With Instant Gratification

To tackle instant gratification, we need to understand that decisions can almost make themselves when an option is available to us now. Making decisions that will benefit us in the long run is much easier to make when either the disciplined choice is available now, or when no options are available now – like deciding to work out because you’re already at the gym, drinking water because it’s right next to you versus getting up to get juice from the fridge, or setting the Screen Time option on your phone to limit social media consumption to 15 minutes, instead of deciding to stop consuming social media after 15 minutes with no Screen Time set or anything to hold you accountable.

Don’t get me wrong. Making the right decision in any situation is never impossible. However, it becomes a lot more difficult to do so when you feel the temptation of something because it’s right in front of you.

Something else we can do is to use the power of social pressure or creating a contract with ourselves to keep us more accountable – like paying a penalty when you don’t follow through with the best choice, or letting an accountability partner down by not being accountable. These things can really motivate you to remain discipline when it gets tough otherwise.

In summary, let’s create some simple tips to remember to become more disciplined:

  1. Foster a positive mindset that views disciplined choices favorably, and firmly believe that it is what you need.

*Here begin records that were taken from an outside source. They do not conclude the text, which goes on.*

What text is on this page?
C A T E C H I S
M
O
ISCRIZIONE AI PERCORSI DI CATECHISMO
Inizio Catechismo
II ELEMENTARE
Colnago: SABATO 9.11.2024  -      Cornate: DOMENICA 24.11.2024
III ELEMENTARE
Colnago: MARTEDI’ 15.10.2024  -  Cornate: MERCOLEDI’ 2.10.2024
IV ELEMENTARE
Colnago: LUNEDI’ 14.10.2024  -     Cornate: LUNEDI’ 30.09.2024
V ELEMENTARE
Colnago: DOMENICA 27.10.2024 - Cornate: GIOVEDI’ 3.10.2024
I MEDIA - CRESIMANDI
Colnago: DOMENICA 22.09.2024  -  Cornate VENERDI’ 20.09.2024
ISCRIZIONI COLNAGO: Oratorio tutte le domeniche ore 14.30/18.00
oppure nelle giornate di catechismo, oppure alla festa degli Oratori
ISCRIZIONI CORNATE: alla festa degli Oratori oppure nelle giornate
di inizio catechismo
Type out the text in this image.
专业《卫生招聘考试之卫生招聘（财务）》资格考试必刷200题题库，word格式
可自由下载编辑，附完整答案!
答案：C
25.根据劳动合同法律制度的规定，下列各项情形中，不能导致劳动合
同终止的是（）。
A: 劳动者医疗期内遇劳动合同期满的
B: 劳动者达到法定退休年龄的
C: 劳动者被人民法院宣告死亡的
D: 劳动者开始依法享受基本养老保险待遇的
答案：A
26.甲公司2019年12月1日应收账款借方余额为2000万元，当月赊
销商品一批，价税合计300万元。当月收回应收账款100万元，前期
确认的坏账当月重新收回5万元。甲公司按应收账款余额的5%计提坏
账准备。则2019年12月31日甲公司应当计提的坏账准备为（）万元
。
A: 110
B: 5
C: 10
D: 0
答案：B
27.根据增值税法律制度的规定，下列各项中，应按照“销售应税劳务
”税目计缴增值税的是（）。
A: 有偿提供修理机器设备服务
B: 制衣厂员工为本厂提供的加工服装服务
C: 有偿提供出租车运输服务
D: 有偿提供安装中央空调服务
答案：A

After you make disciplined choices, reflect on the positive experiences you’ve felt to be more likely to make that decision in the future.
  2. Understand the power of now. Put yourself in the environments that will make you choose the better option in the moment, or prepare yourself in advance by making decisions for your future self now, so you don’t have to make the same decision in the future when it’s more difficult to be disciplined.
  3. Your emotions play a huge part even if you are a very logical person. Know that whether you’re aware of it or not, your emotions can imperceptibly tip your decision making one way or another. To combat this, harbor positive emotions towards fulfilling and challenging tasks that require discipline, and attribute negative emotions to unhealthy or unproductive activities with your thoughts.